Kimani, $6.50, ISBN 978-0-373-86500-0
Contemporary Romance, 2017
London Drake had a two-night shagfest with Ace Montgomery when she was 18. Don’t worry, he was 21 when that happened, so it wasn’t like our model heroine sleeping with a sleazy much older photographer or model recruiter. That was then. Much older, she meets Ace again when she’s a hot model and actress, while he was a hot former underwear model turned co-owner of a fashion house looking for the right model to be the clothes hanger for his new female line. So, among luxury and wealth and many, many secondary characters showing up to tell me that London and Ace are the most perfect couple ever and that I should also read the previously related books by this author, they shag again. Oh, and he has an ex who makes him believe that all women are cheating sluts – what a surprise, I know – so she has to prove that she’s really not like all the other beautiful women out there.
If you are already cynical and feeling bored of the Kimani formula, Lavish Loving won’t be getting you back into the groove anytime soon. It’s predictable – in a sad way – how the heroine being a beautiful and self-assured woman who has no problems making the first move on a guy she wants is immediately deemed “spoiled, entitled” by the hero, when her entire actions in this book show that she is hardly any of that sort. But that’s my problem with this story, one that is never resolved to my satisfaction: Ace immediately pegs her as “spoiled” and “entitled” minutes after they meet again, when he hardly knows what she had been up to or how she was like all those years since they last met, and apparently it’s because she… comes on to him? Is that really a bad thing?
Maybe, if he is, say, one of those conservative sorts who prefer women on the demure side… but the author also has to conform to the formula that every hero in this line has to be a playboy, so here is Ace, someone who seems bipolar when it comes to his feelings and motivations. Really, his behavior and motivations change, often without believable reason or transition, in what seems to be a need to keep the story going until the minimal word count is met. Ace doesn’t feel like a person with a coherent personality as much as he is just a plot device created by throwing together all the clichés related to romance heroes in the Kimani line nilly willy.
As for the romance, I know it is true love because secondary characters are constantly reassuring our main couple (especially the heroine) how the other person is really, really into this person. This is a lazy way to writing a romance, and I have a hard time buying that the feels are real.

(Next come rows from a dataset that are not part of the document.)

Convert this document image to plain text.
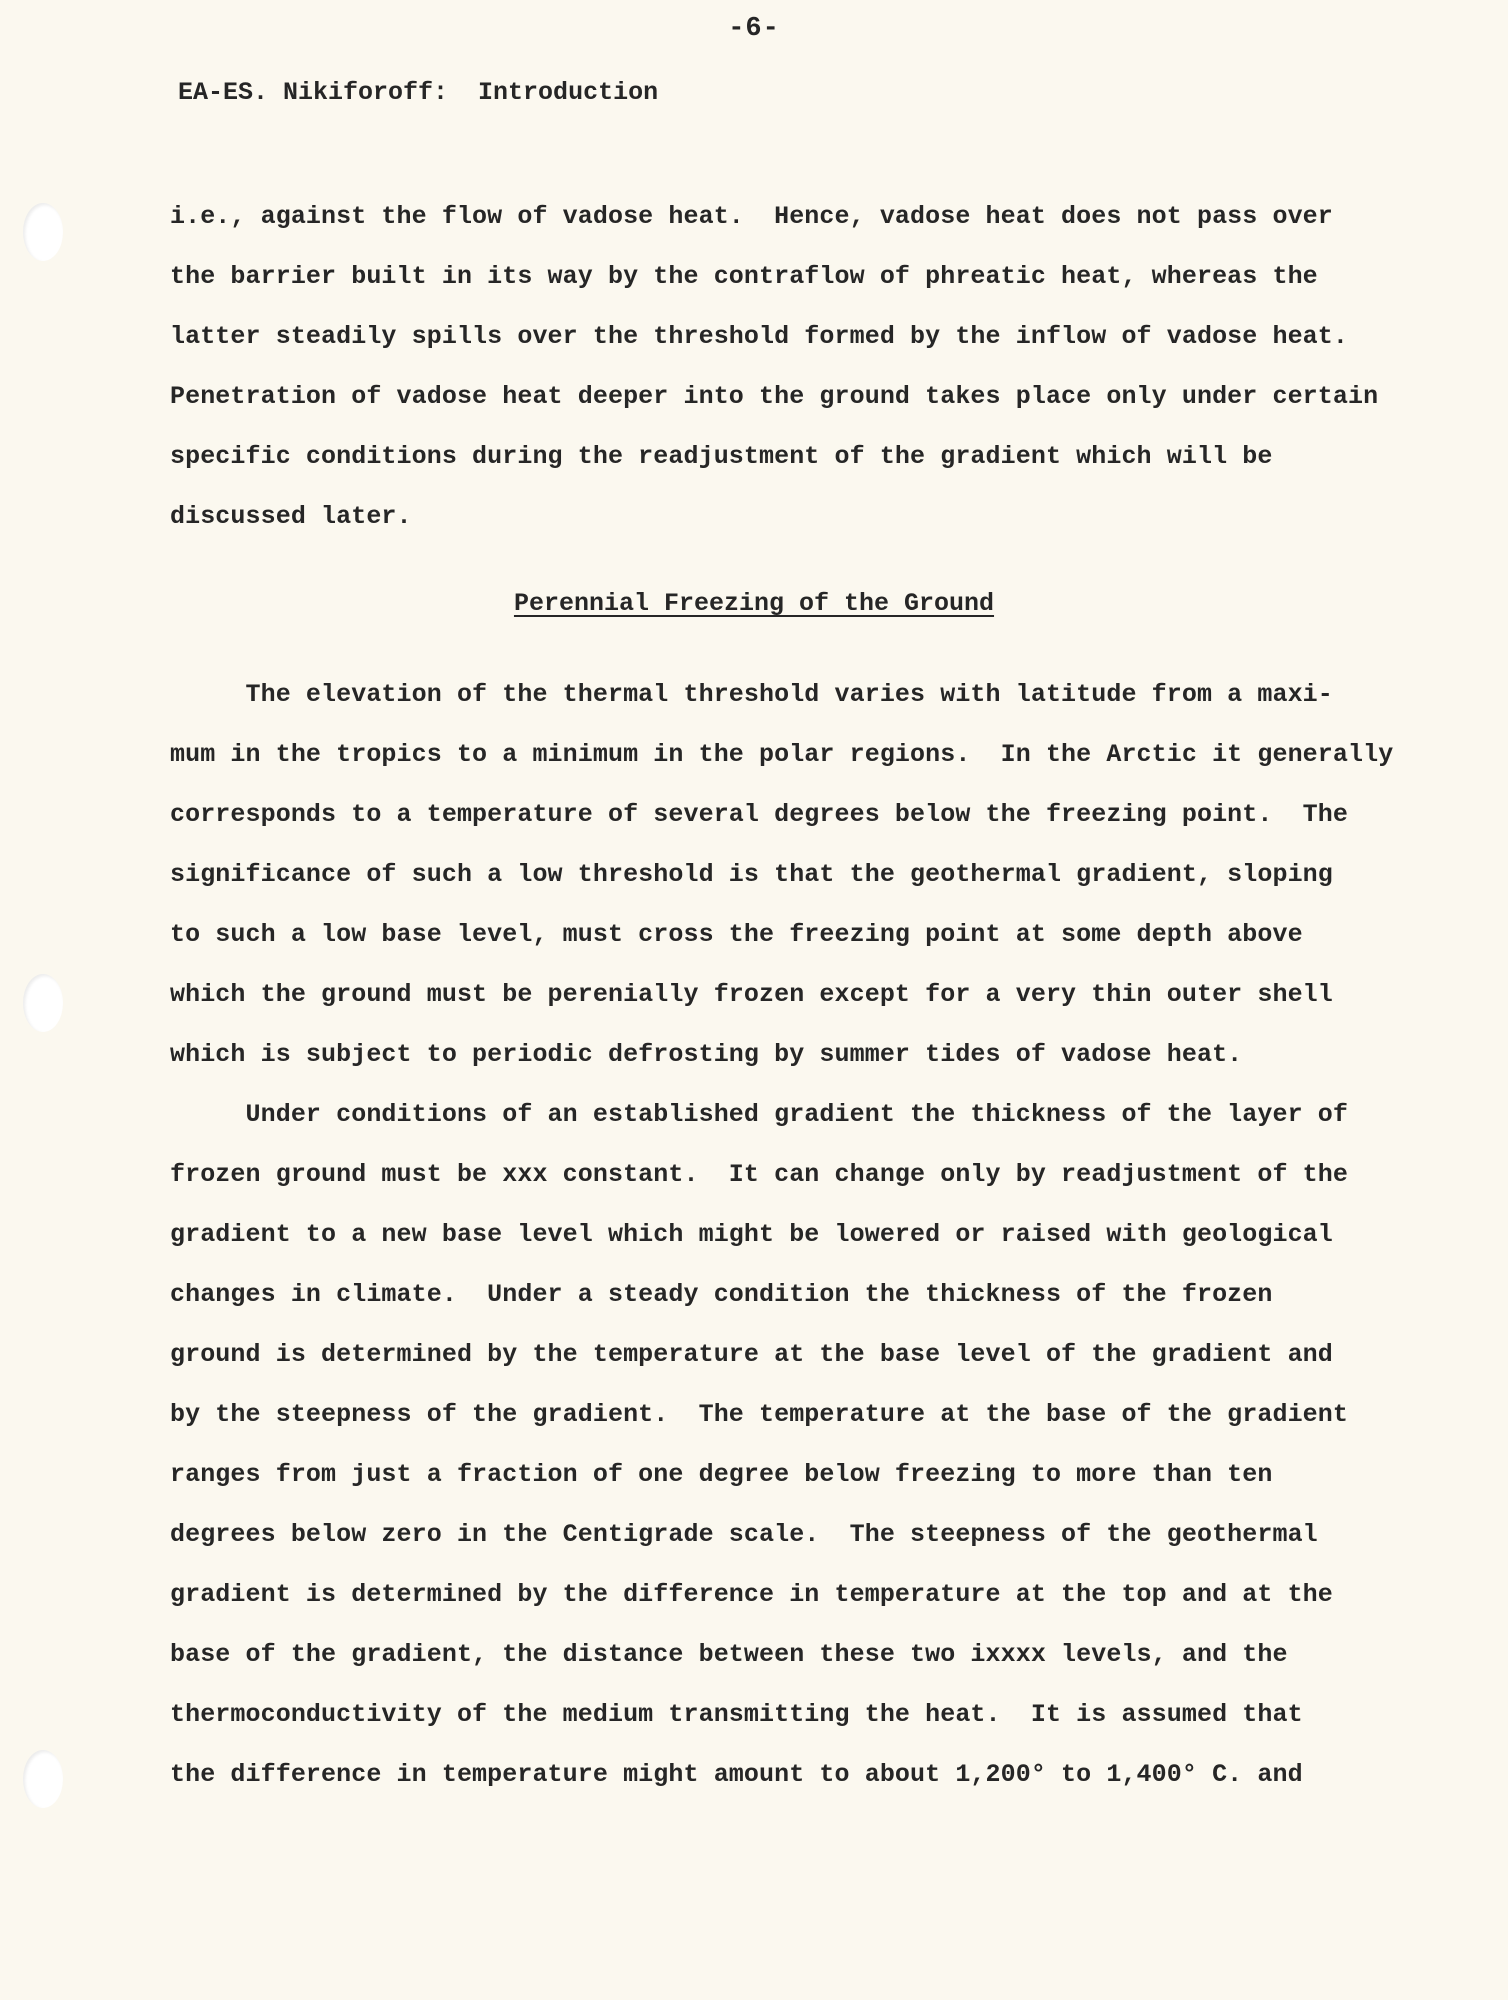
-6-
EA-ES. Nikiforoff:  Introduction
i.e., against the flow of vadose heat.  Hence, vadose heat does not pass over
the barrier built in its way by the contraflow of phreatic heat, whereas the
latter steadily spills over the threshold formed by the inflow of vadose heat.
Penetration of vadose heat deeper into the ground takes place only under certain
specific conditions during the readjustment of the gradient which will be
discussed later.
Perennial Freezing of the Ground
The elevation of the thermal threshold varies with latitude from a maxi-
mum in the tropics to a minimum in the polar regions.  In the Arctic it generally
corresponds to a temperature of several degrees below the freezing point.  The
significance of such a low threshold is that the geothermal gradient, sloping
to such a low base level, must cross the freezing point at some depth above
which the ground must be perenially frozen except for a very thin outer shell
which is subject to periodic defrosting by summer tides of vadose heat.
Under conditions of an established gradient the thickness of the layer of
frozen ground must be xxx constant.  It can change only by readjustment of the
gradient to a new base level which might be lowered or raised with geological
changes in climate.  Under a steady condition the thickness of the frozen
ground is determined by the temperature at the base level of the gradient and
by the steepness of the gradient.  The temperature at the base of the gradient
ranges from just a fraction of one degree below freezing to more than ten
degrees below zero in the Centigrade scale.  The steepness of the geothermal
gradient is determined by the difference in temperature at the top and at the
base of the gradient, the distance between these two ixxxx levels, and the
thermoconductivity of the medium transmitting the heat.  It is assumed that
the difference in temperature might amount to about 1,200° to 1,400° C. and
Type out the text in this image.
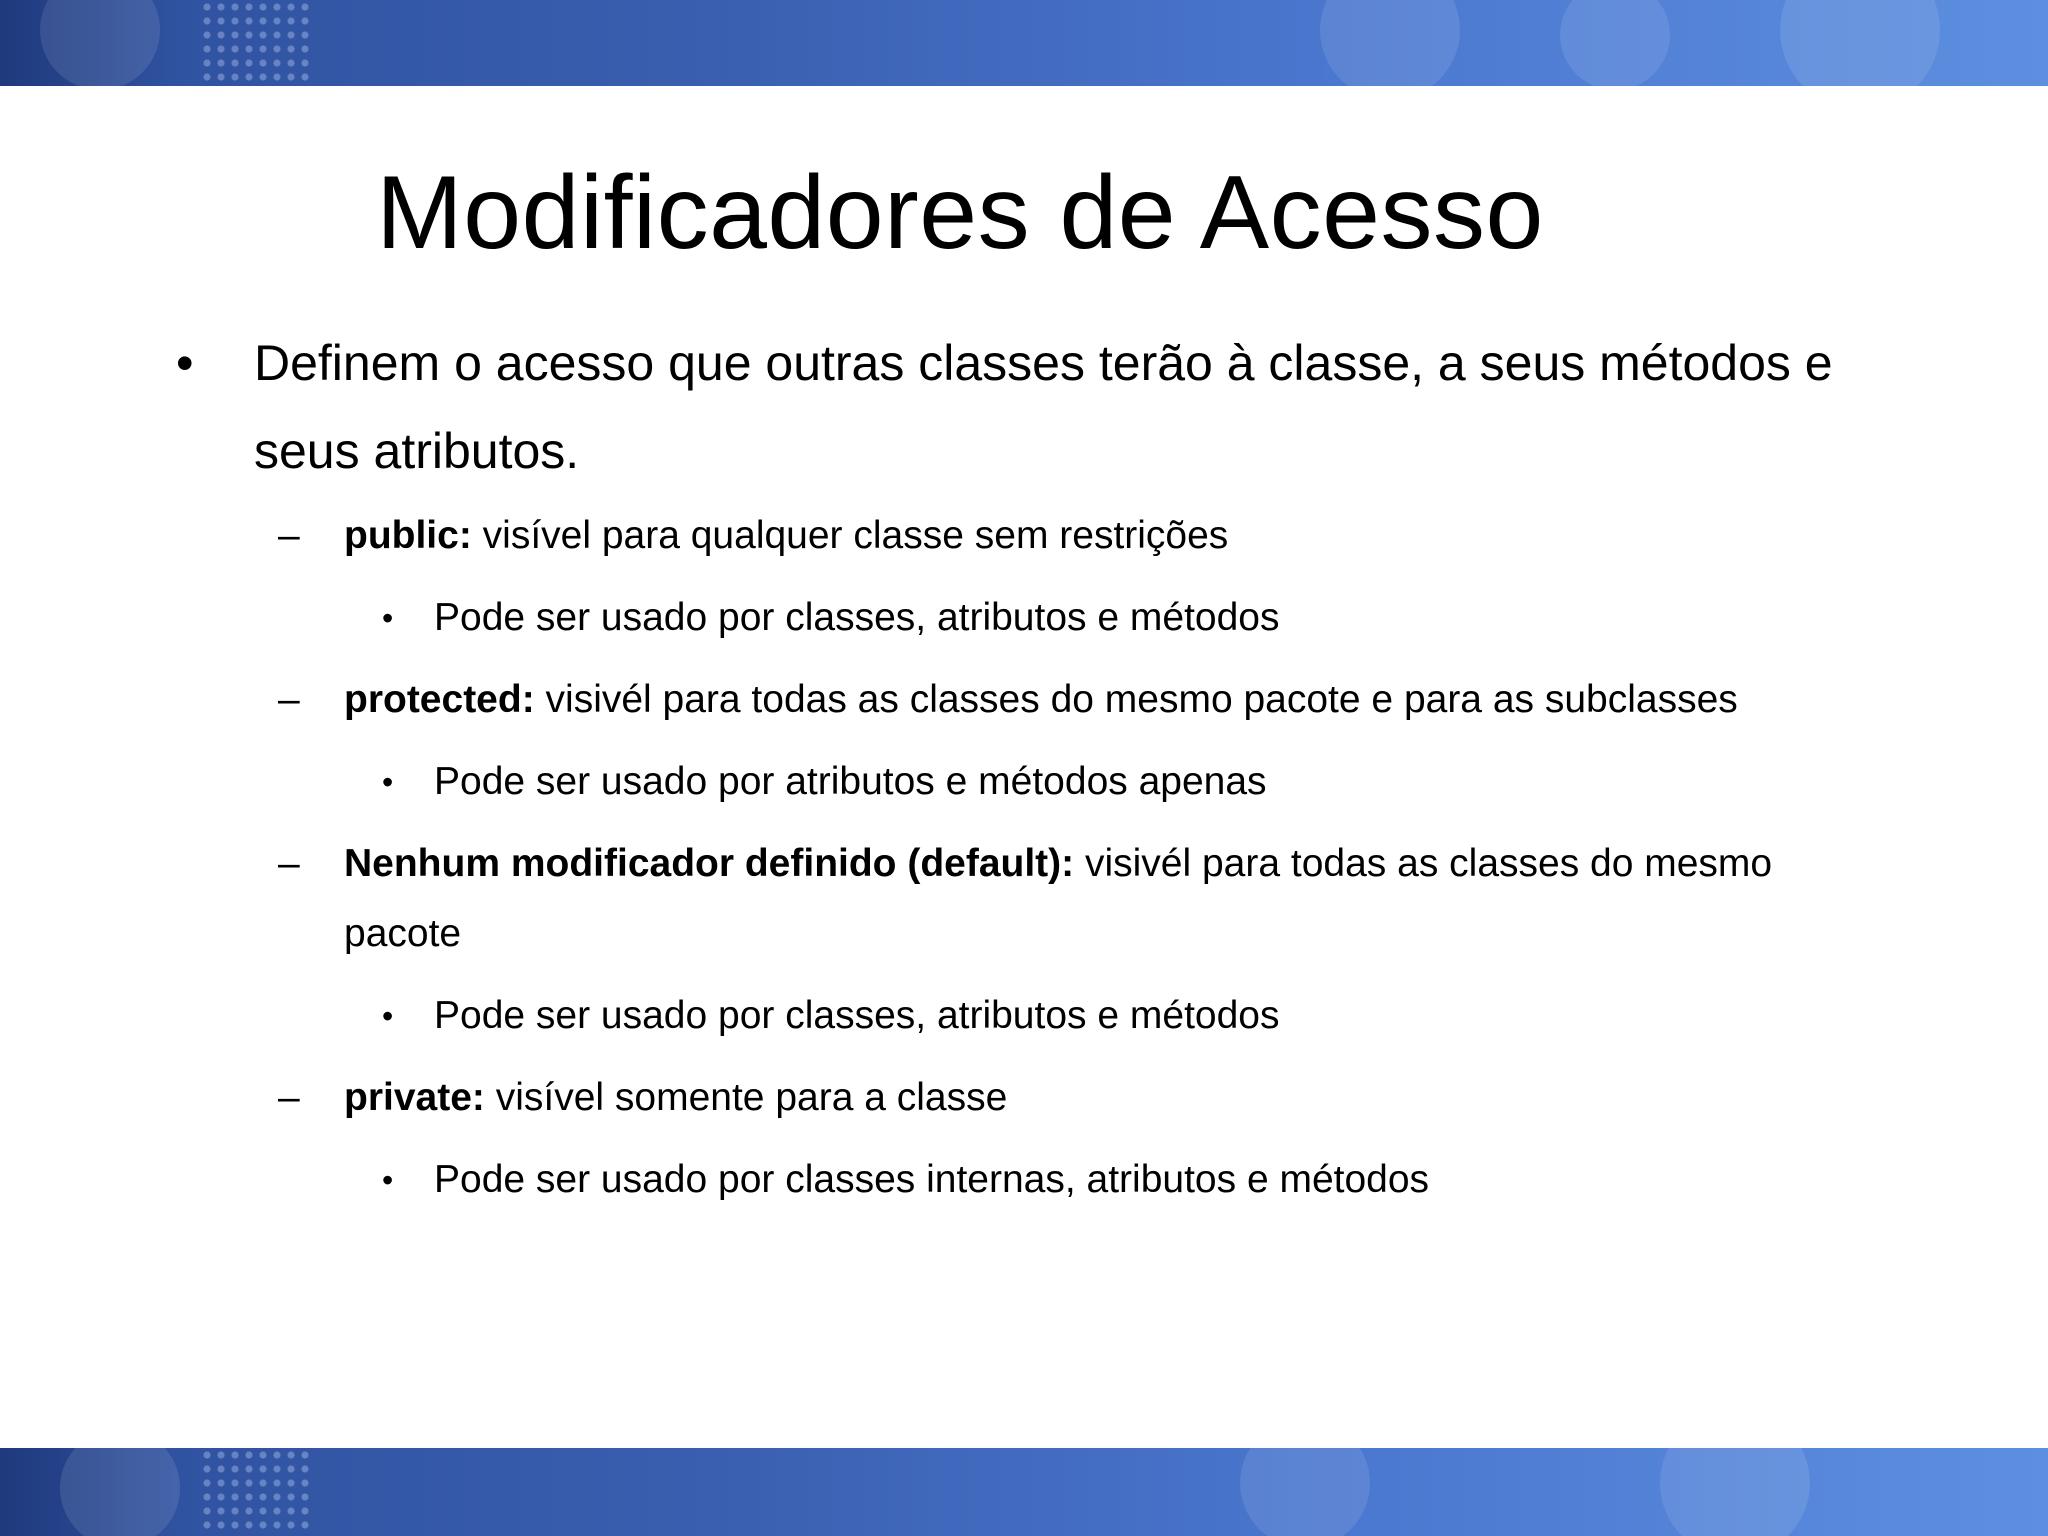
Modificadores de Acesso
• Definem o acesso que outras classes terão à classe, a seus métodos e
seus atributos.
– public: visível para qualquer classe sem restrições
• Pode ser usado por classes, atributos e métodos
– protected: visivél para todas as classes do mesmo pacote e para as subclasses
• Pode ser usado por atributos e métodos apenas
– Nenhum modificador definido (default): visivél para todas as classes do mesmo
pacote
• Pode ser usado por classes, atributos e métodos
– private: visível somente para a classe
• Pode ser usado por classes internas, atributos e métodos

And all of this is a shame because London is a rare heroine who goes after what she wants. Of course, she isn’t allowed to be like this for long. She has to conform to being a more conventional romance heroine to satisfy Ace’s Madonna/whore complex. The unfortunate implications of all this is that the only “good” woman worthy of love is someone who just sits in a corner. demurely and without any agency, until a hot guy deigns to notice her beauty and wags that thing at her. The implications are even more unfortunate when London has to somehow prove that she is still a “good” girl despite her past love life, while as usual I’m supposed to accept Ace being a playboy as something to pant after. He being a dog to other women? Those women totally deserve it – they are all whores!
Still, even if I overlook the eye-rolling double standards permeating this story, I still have to deal with the whole lifeless “Let’s just toss in all the clichés into the authorial crockpot, and just serve whatever that results!” feel of the story or how the hero is for the most part a bewildering character. I certainly have no Lavish Loving for this baby.